Several hundred infantry soldiers and officers from the 1st Battalion King's Own Royal Border Regiment have been posted to the Southern Iraq city for an expected six-month tour of duty, with the last of the troops being sent this week.

With temperatures soaring to 35C in the day and plunging as low as minus four at night, the men and women will form part of the 8,000 strong 7 Armoured Brigade, which has been deployed to the war-ravaged Gulf to replace the 12 Mechanised Brigade.

The North Luffenham-based KORBR which recruits from Cumbria and the north of Lancashire and is due to be amalgamated with two other northern regiments next year - is now part of a multi-national taskforce charged with training Iraqi soldiers at the Basic Training Centre at Camp Ur.

The brigade has been joined in the major operation by several Territorial Army troops from the area as well.

The infantry battalion received special training to prepare it for the mission. As well as learning Arabic, before the first troops were sent out to prepare ground for Operation TELIC 7, at the beginning of this month, they revised procedures for carrying out check-point searches and received tuition in cultural awareness.

But their work on the ground began only this week, when the troops started patrolling the streets of Basrah and overseeing the basic military training of new Iraqi recruits, which has been carried out by Iraqi instructors, under the UK force's supervision, since August.

Speaking before he was deployed, Kirkby Stephen Private Luke Steven, 19, said he would be looking to his seniors to help him through difficult times including Christmas.

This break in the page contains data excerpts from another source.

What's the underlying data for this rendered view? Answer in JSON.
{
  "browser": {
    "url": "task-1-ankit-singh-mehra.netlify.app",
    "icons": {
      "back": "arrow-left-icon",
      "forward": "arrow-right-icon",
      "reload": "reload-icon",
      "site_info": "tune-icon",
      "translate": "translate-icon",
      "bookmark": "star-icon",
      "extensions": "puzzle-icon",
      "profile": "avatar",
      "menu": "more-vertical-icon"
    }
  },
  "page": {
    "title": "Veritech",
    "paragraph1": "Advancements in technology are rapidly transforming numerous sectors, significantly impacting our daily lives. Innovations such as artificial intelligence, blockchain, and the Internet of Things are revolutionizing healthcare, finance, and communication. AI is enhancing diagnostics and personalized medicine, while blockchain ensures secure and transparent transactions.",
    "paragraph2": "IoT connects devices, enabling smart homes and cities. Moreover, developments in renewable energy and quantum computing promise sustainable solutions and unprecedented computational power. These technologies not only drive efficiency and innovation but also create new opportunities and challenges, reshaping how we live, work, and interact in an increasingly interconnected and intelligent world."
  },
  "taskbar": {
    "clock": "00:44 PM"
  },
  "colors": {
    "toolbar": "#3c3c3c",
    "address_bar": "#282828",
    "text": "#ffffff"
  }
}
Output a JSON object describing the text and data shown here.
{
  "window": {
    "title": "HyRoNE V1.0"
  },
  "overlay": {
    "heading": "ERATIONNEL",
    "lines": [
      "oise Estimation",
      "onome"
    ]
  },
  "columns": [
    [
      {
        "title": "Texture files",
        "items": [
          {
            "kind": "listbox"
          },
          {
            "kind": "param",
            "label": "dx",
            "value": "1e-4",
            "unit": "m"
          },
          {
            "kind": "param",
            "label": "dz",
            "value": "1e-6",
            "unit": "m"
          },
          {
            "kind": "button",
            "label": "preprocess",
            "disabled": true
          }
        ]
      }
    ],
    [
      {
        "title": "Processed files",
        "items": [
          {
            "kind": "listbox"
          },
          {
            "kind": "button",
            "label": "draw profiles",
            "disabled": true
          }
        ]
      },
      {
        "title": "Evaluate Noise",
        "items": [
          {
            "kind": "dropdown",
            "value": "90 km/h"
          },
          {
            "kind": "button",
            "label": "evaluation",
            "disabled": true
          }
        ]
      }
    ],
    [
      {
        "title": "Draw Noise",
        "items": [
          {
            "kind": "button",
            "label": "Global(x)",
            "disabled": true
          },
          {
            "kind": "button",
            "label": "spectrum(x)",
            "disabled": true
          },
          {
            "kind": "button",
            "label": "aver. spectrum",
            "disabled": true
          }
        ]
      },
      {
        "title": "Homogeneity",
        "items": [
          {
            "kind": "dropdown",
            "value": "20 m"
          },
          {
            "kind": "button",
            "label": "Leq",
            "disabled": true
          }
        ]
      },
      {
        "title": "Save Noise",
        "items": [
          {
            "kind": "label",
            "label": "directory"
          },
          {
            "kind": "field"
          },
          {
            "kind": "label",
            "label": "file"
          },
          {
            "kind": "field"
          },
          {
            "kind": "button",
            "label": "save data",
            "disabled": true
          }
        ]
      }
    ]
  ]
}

"We respect and look up to all the seniors," he said. "They have been there and done it all before and they are there to give us advice and listen to our concerns."

Corporal Adam Jones, 28, from Heysham, is out there as a company storeman, working with local civilians to ensure the soldiers have enough food, water and equipment.

"I'm taking lots of entertainment with me, around 100 DVDs, so that I don't get bored," he said before he left.

Meanwhile, Kendal man Steve Bowman, 33, is keeping up to date with local gossip thanks to weekly postings of The Westmorland Gazette, which family are sending out.

Kevin Hegarty, press officer for the KORBR, said the troops faced a number of challenges ahead but had worked hard and had been looking forward to their tour-of-duty.

As well as Christmas gifts from home, the local lads will be treated to a performance from Welsh opera babe' Katherine Jenkins, who is due to fly out to sing to the troops on December 21.

Last week, the Ministry Of Defence announced that the US-led invasion had claimed its 97th British fatality since the war began in March 2003. The soldier - from the 1st Battalion the Coldstream Guards - was on a routine patrol when he was injured in a roadside bomb attack in Basrah.